DIRECT DISCRIMINATION DUE TO “PERCEIVED” DISABILITY OF POLICE OFFICER

The Claimant, Mrs Coffey, applied to the Wiltshire Constabulary to become a police constable. However, a medical examination revealed that she suffered from some hearing loss. Following Home Office guidance, the Wiltshire Constabulary arranged for a practical functionality test, which she passed. This enabled Mrs Coffey to work as a constable (without any adjustments).

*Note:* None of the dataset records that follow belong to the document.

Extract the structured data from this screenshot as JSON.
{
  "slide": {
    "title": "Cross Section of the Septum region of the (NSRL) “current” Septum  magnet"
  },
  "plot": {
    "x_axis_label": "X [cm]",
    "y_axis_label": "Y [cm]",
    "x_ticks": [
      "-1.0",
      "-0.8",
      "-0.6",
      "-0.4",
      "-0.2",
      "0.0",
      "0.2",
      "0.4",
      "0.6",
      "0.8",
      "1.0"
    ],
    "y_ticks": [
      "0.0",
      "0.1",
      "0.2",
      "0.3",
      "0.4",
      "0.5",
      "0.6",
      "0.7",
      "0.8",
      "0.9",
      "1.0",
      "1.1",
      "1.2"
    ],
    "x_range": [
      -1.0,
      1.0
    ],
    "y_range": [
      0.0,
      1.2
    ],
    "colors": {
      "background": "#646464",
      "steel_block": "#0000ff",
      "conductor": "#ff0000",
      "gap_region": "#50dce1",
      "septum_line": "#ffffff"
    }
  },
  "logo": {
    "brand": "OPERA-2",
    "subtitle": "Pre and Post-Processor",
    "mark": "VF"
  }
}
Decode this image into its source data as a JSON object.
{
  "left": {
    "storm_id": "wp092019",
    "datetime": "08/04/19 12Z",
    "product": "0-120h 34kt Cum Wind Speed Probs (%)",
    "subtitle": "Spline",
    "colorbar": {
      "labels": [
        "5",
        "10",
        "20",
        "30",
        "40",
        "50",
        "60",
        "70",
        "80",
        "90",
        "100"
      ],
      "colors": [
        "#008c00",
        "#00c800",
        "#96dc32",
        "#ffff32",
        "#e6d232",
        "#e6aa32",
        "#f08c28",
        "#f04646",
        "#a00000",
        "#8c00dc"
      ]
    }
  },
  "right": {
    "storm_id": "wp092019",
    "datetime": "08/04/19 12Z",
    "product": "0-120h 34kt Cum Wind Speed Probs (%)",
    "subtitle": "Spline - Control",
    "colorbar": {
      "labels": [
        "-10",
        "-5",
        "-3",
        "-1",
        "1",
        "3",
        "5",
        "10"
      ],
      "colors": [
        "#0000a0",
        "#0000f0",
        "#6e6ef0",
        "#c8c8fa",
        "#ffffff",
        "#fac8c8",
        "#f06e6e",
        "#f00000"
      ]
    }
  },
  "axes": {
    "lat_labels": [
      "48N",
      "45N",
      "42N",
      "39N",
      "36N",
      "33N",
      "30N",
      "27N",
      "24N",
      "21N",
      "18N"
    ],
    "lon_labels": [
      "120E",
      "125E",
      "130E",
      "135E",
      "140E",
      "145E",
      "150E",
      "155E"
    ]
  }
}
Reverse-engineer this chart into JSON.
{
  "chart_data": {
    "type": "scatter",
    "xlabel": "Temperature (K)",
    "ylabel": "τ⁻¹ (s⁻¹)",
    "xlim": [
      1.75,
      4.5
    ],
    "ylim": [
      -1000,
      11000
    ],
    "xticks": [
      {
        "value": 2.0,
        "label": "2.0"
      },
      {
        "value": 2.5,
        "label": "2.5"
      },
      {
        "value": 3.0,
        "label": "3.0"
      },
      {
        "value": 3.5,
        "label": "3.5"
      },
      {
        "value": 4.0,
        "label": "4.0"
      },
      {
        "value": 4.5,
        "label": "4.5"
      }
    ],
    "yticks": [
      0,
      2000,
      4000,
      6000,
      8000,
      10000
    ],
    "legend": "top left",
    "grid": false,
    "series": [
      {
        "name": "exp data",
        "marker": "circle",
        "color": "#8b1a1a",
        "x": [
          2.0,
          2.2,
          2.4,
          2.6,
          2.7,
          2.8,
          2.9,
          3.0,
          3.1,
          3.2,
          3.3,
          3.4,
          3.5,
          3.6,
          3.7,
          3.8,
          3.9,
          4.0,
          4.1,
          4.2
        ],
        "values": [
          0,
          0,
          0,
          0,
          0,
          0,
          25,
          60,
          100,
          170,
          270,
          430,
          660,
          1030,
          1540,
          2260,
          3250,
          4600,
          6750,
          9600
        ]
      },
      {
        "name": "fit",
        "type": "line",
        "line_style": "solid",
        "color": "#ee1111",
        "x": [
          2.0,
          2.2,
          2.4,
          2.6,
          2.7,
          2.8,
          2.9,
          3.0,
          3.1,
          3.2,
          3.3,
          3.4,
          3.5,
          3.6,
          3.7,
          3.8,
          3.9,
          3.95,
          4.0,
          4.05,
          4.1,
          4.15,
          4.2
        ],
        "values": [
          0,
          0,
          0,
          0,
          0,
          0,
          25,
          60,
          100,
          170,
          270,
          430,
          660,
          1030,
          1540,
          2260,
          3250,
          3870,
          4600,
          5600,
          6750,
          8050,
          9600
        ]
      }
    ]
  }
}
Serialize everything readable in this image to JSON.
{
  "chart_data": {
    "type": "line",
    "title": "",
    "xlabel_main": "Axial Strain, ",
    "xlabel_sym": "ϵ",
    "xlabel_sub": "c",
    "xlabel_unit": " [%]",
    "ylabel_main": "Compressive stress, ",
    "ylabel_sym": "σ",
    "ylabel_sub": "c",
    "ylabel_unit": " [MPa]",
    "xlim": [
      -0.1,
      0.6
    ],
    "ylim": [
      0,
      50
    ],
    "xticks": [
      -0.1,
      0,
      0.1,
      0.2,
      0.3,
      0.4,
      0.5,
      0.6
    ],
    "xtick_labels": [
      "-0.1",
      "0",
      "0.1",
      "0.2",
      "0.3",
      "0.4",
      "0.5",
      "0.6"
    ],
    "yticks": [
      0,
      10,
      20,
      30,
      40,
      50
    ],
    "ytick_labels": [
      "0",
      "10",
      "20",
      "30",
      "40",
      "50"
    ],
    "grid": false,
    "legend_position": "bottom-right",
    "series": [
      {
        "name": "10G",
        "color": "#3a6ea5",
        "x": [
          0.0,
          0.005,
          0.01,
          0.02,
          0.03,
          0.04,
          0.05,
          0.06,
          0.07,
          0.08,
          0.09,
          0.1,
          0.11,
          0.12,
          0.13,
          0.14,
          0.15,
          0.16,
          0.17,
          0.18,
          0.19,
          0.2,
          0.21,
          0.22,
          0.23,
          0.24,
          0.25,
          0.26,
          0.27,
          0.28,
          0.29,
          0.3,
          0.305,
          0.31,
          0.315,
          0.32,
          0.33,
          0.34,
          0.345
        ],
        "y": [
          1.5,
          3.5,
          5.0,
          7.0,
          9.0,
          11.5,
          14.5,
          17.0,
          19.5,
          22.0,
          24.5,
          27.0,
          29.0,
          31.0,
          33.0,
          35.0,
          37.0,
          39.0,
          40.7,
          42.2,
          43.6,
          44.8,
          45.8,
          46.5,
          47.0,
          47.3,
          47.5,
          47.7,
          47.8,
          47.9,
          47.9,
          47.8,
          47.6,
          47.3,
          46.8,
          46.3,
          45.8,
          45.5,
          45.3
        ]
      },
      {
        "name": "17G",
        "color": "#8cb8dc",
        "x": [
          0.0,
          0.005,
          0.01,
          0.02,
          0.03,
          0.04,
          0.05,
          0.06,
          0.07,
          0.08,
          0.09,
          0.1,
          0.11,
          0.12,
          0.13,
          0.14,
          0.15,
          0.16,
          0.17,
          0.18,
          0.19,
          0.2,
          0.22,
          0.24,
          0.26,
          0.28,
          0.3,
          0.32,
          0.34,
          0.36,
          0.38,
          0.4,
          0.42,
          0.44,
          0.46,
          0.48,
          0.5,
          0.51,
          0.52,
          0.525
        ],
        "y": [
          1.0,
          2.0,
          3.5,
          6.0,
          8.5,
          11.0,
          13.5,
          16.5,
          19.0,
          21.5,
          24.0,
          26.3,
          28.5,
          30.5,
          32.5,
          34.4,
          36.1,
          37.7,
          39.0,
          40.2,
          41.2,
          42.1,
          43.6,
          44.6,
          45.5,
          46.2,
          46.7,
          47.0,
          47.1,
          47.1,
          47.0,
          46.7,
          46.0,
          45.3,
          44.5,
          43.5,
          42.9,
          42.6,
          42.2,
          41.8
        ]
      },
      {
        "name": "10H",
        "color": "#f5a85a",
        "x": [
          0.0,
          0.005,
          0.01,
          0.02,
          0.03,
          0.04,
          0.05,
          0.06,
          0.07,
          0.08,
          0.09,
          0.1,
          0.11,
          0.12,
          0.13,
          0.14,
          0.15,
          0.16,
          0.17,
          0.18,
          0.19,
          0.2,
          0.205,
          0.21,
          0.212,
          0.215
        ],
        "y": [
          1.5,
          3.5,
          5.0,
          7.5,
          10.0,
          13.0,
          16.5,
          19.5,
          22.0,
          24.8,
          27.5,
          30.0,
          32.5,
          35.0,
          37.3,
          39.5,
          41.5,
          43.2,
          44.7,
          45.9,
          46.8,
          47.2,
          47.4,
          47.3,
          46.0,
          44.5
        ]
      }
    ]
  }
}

Mrs Coffey later applied to transfer to the Norfolk Constabulary, disclosing her hearing loss and providing a copy of the report from the functionality test and advised that no adjustments to her role had been necessary. She underwent a first medical, which recommended an “at work” test. Rather than provide this, the constabulary obtained a further medical opinion. The advice stated that Mrs Coffey would pass a practical test and a further ENT specialist reported that her hearing levels were stable. Despite this, the Acting Chief Inspector (ACI) rejected the application on the grounds that she did not meet the National Standards on hearing.

The Court of Appeal held that for claims of perceived disability discrimination, the alleged discriminator must believe that all elements in the statutory definition of disability were present although they did not have to attach the label “disability” to them. That was the case here even though in fact the employee was not disabled.

The Court concluded that the ACI had wrongly acted on the basis of a stereotypical assumption that Mrs Coffey’s hearing loss would render her incapable of performing front-line duties.